After more than three decades of research, UC Berkeley engineers Ken Goldberg and Jeff Mahler introduced the design of a novel “ambidextrous” robot in a study Jan. 16.
With the capability of revolutionizing factory robots, this new invention is equipped with a number of different grippers that can handle a variety of different objects. The study was published in the journal Science Robotics.
Mahler, a campus professor of industrial engineering and operations research as well as electrical engineering and computer sciences, said in an email that he hopes the robot will have a “tangible impact in the world,” adding that it will likely be applied to logistical work, potentially doing tasks such as fulfilling orders in e-commerce.
The idea to create this robot was sparked in 2017 after Goldberg and Mahler, who is a UC Berkeley postdoctoral researcher, published two research papers focused on the gripping mechanisms of two different types of robots: a parallel-jaw gripper and a vacuum-based suction cup.
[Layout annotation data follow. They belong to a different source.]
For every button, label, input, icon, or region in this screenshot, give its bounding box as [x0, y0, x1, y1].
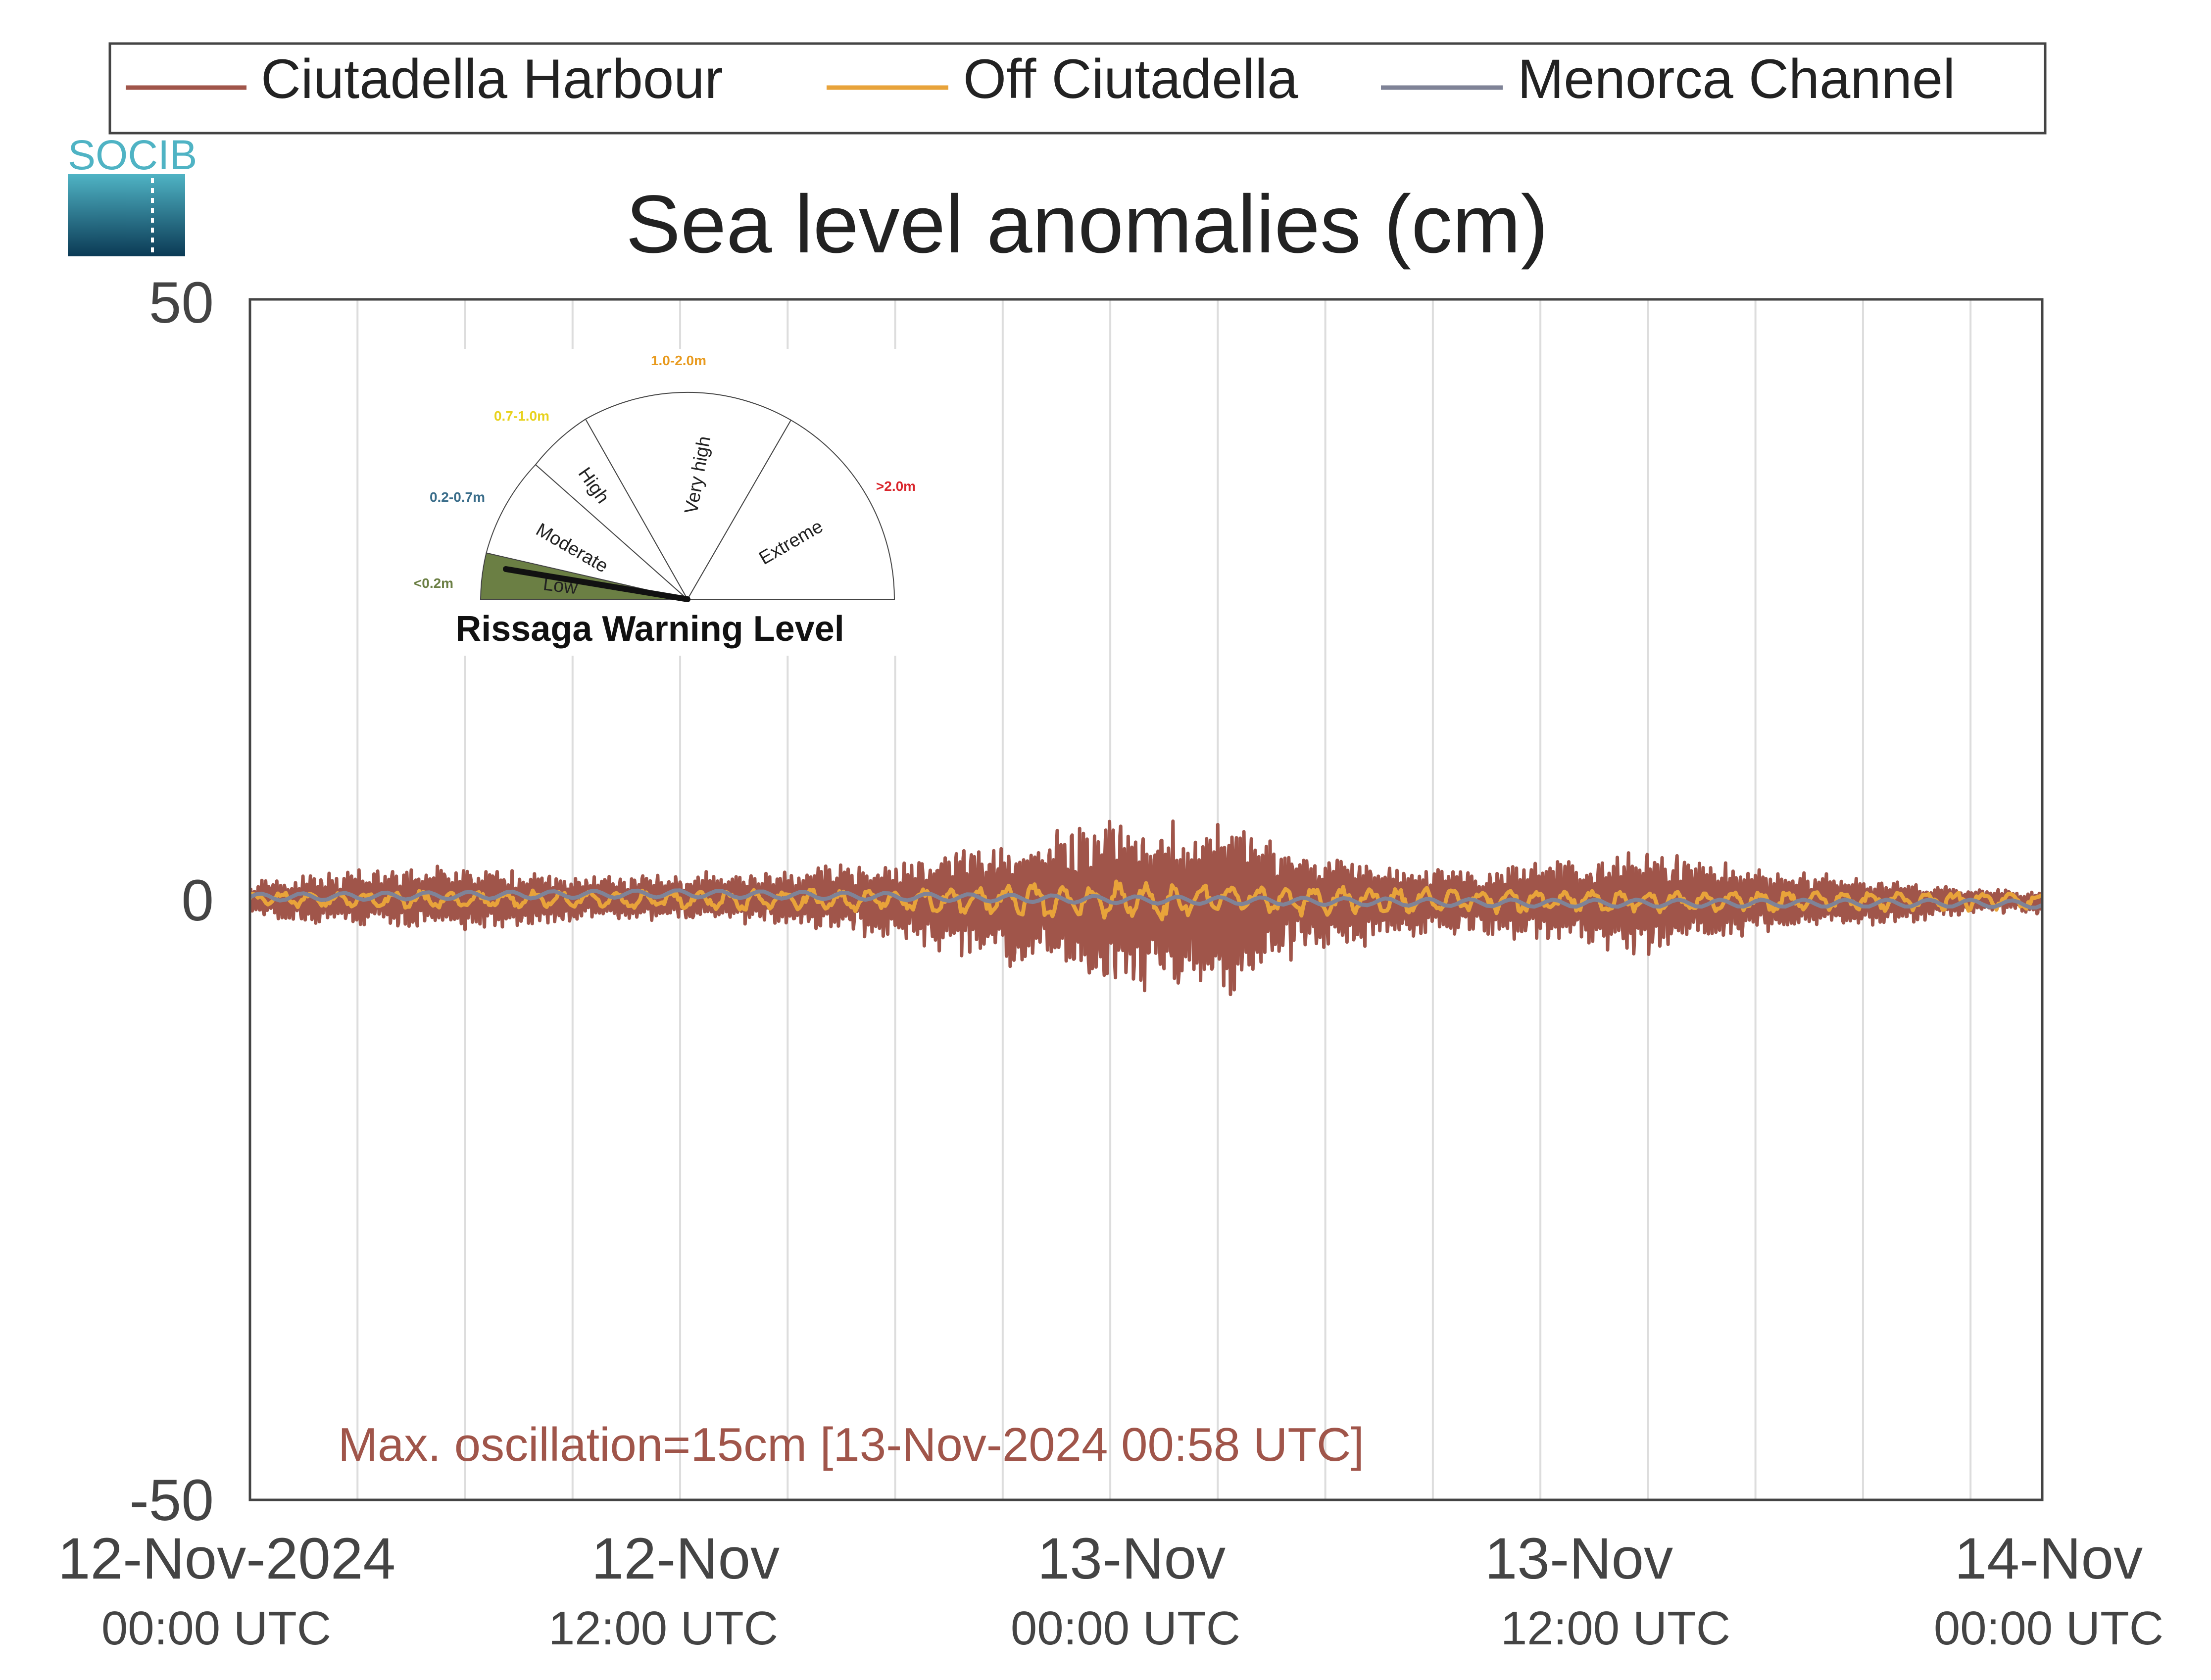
series-line-off-ciutadella — [250, 879, 2042, 921]
socib-logo-mark — [68, 174, 185, 256]
x-tick-time-2: 12:00 UTC — [548, 1602, 778, 1655]
gauge-range-extreme: >2.0m — [876, 479, 916, 494]
y-tick-label-neg50: -50 — [129, 1468, 214, 1533]
legend-label-channel: Menorca Channel — [1518, 48, 1955, 110]
gauge-sector-extreme — [687, 419, 895, 600]
plot-frame — [248, 298, 2044, 1501]
gauge-range-very-high: 1.0-2.0m — [651, 353, 706, 368]
x-tick-date-2: 12-Nov — [591, 1526, 780, 1591]
x-tick-date-3: 13-Nov — [1037, 1526, 1226, 1591]
x-axis-labels: 12-Nov-2024 00:00 UTC 12-Nov 12:00 UTC 1… — [58, 1526, 2163, 1655]
x-tick-date-4: 13-Nov — [1485, 1526, 1673, 1591]
gauge-range-low: <0.2m — [414, 576, 453, 591]
legend-label-off-ciutadella: Off Ciutadella — [963, 48, 1298, 110]
y-tick-label-0: 0 — [181, 868, 214, 933]
gauge-range-high: 0.7-1.0m — [494, 408, 549, 424]
gauge-range-moderate: 0.2-0.7m — [430, 489, 485, 505]
gauge-title: Rissaga Warning Level — [455, 609, 844, 649]
series-layer — [250, 819, 2042, 997]
chart-title: Sea level anomalies (cm) — [626, 179, 1548, 270]
legend: Ciutadella Harbour Off Ciutadella Menorc… — [108, 42, 2047, 135]
socib-logo-text: SOCIB — [68, 132, 197, 178]
x-tick-time-1: 00:00 UTC — [101, 1602, 331, 1655]
max-oscillation-annotation: Max. oscillation=15cm [13-Nov-2024 00:58… — [338, 1418, 1364, 1471]
gauge-needle — [503, 566, 690, 602]
x-tick-date-5: 14-Nov — [1955, 1526, 2143, 1591]
y-tick-label-50: 50 — [149, 270, 214, 336]
x-tick-time-4: 12:00 UTC — [1501, 1602, 1730, 1655]
x-tick-time-3: 00:00 UTC — [1011, 1602, 1240, 1655]
gauge-sector-moderate — [486, 464, 688, 600]
socib-logo: SOCIB — [68, 132, 197, 256]
gauge-sector-high — [535, 418, 688, 600]
series-line-menorca-channel — [250, 888, 2042, 910]
x-tick-date-1: 12-Nov-2024 — [58, 1526, 395, 1591]
gauge-sector-very-high — [585, 391, 792, 601]
legend-label-harbour: Ciutadella Harbour — [261, 48, 723, 110]
x-tick-time-5: 00:00 UTC — [1934, 1602, 2163, 1655]
rissaga-gauge: Low Moderate High Very high Extreme <0.2… — [398, 349, 928, 656]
Through this project, the engineers realized that the strengths and weaknesses of each type of robot gripper complemented one another.
“The natural idea was to combine the two modalities to see if we could enable the robot to grasp a larger diversity of objects,” Mahler said in the email. “The challenge we tackled in the paper was to figure out how to get the robot to decide which gripper to use for a given object.”
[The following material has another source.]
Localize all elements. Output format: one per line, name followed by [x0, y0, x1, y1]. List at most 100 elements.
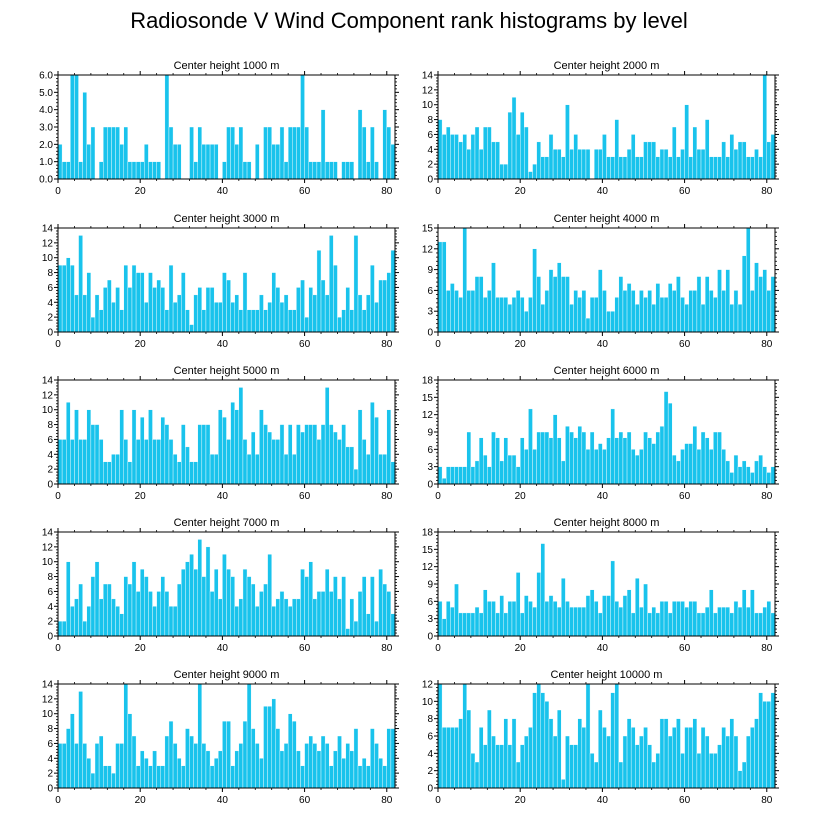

According to Mahler, the initial step in developing the robot was creating an experimental benchmark system that could help the researchers measure progress.
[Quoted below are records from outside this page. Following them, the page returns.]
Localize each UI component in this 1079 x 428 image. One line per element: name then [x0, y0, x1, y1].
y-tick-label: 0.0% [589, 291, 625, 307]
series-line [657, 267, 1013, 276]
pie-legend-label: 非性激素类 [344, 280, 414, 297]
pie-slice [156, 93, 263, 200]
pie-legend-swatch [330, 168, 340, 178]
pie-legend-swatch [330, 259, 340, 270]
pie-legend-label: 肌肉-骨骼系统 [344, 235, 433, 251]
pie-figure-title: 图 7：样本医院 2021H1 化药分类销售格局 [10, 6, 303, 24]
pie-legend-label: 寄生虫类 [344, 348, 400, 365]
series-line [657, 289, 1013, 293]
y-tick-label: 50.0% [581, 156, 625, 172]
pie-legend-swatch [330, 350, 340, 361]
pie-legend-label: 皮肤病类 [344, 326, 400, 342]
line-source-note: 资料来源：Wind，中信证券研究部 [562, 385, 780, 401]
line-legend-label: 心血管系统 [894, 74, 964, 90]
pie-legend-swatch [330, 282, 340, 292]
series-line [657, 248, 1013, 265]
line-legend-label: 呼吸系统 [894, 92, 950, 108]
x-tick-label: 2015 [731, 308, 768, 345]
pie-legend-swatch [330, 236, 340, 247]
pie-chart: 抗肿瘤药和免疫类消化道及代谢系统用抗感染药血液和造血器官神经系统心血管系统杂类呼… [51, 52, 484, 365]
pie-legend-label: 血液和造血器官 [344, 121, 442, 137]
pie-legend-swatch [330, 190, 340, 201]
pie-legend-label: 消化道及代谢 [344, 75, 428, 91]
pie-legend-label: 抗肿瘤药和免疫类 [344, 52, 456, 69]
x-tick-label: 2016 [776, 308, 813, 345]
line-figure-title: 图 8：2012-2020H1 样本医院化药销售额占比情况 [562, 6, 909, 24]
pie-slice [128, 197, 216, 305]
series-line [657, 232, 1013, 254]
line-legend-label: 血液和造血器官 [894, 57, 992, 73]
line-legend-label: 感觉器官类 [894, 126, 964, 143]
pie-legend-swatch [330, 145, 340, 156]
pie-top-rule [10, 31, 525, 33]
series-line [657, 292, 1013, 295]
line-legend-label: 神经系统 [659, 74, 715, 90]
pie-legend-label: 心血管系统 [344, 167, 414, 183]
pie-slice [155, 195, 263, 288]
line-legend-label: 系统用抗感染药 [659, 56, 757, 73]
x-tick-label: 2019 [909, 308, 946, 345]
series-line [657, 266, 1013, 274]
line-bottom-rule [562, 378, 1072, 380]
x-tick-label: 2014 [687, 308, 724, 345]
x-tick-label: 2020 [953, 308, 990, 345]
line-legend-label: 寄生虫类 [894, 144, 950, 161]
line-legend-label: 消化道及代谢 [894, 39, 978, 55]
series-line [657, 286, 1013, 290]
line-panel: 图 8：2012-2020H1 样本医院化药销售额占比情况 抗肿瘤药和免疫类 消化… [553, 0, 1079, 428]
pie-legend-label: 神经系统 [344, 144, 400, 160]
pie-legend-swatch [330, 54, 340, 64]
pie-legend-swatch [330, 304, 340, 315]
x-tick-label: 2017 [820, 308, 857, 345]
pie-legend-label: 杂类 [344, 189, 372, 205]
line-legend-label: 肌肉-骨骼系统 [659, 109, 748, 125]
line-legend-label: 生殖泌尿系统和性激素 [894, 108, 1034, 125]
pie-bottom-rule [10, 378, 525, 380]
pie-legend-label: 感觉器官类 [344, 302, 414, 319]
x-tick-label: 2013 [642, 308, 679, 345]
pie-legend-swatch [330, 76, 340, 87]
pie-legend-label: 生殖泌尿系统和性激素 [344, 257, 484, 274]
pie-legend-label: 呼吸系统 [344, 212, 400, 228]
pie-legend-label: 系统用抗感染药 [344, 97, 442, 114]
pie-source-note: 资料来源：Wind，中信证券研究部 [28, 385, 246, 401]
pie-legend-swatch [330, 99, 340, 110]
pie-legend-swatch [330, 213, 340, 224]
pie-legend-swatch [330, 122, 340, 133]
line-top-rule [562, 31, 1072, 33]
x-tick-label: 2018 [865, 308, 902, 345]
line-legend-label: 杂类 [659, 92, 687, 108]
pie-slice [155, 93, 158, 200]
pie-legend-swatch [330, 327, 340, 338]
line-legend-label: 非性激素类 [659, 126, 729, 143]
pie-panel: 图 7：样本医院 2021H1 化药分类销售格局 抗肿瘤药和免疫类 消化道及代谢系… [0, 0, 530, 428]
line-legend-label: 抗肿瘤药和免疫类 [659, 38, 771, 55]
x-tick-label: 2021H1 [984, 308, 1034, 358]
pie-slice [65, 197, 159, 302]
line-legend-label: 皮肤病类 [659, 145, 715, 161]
The researchers also had to re-examine data with their previous methods involving two individual grippers: Dex-Net 2.0 and 3.0. These grippers were designed to plan grasps from synthetic data that often came from 3D object models in conjunction with analytic models of geometry and contact physics.
Though Mahler said that although he feels proud of the progress made, he still believes there is more work to do.
Mahler added that there are a lot of problems the researchers have to consider, especially with regard to the robot’s ability to grasp an object. More specifically, the robot needs to be able to identify objects that must be placed in a particular orientation — for instance, getting the robot to know to place a cup on its base, according to Mahler.
The researchers have also encountered limitations, including certain transparent objects that may not be able to be handled reliably. The robot is also very slow in learning from its past experiences, Mahler added.
“It is nice to have all of the experiments done! But the project is not done, by any means,” Mahler said in the email. “I hope that it will make a tangible impact in the world. … I also hope it helps inspire future generations of roboticists.”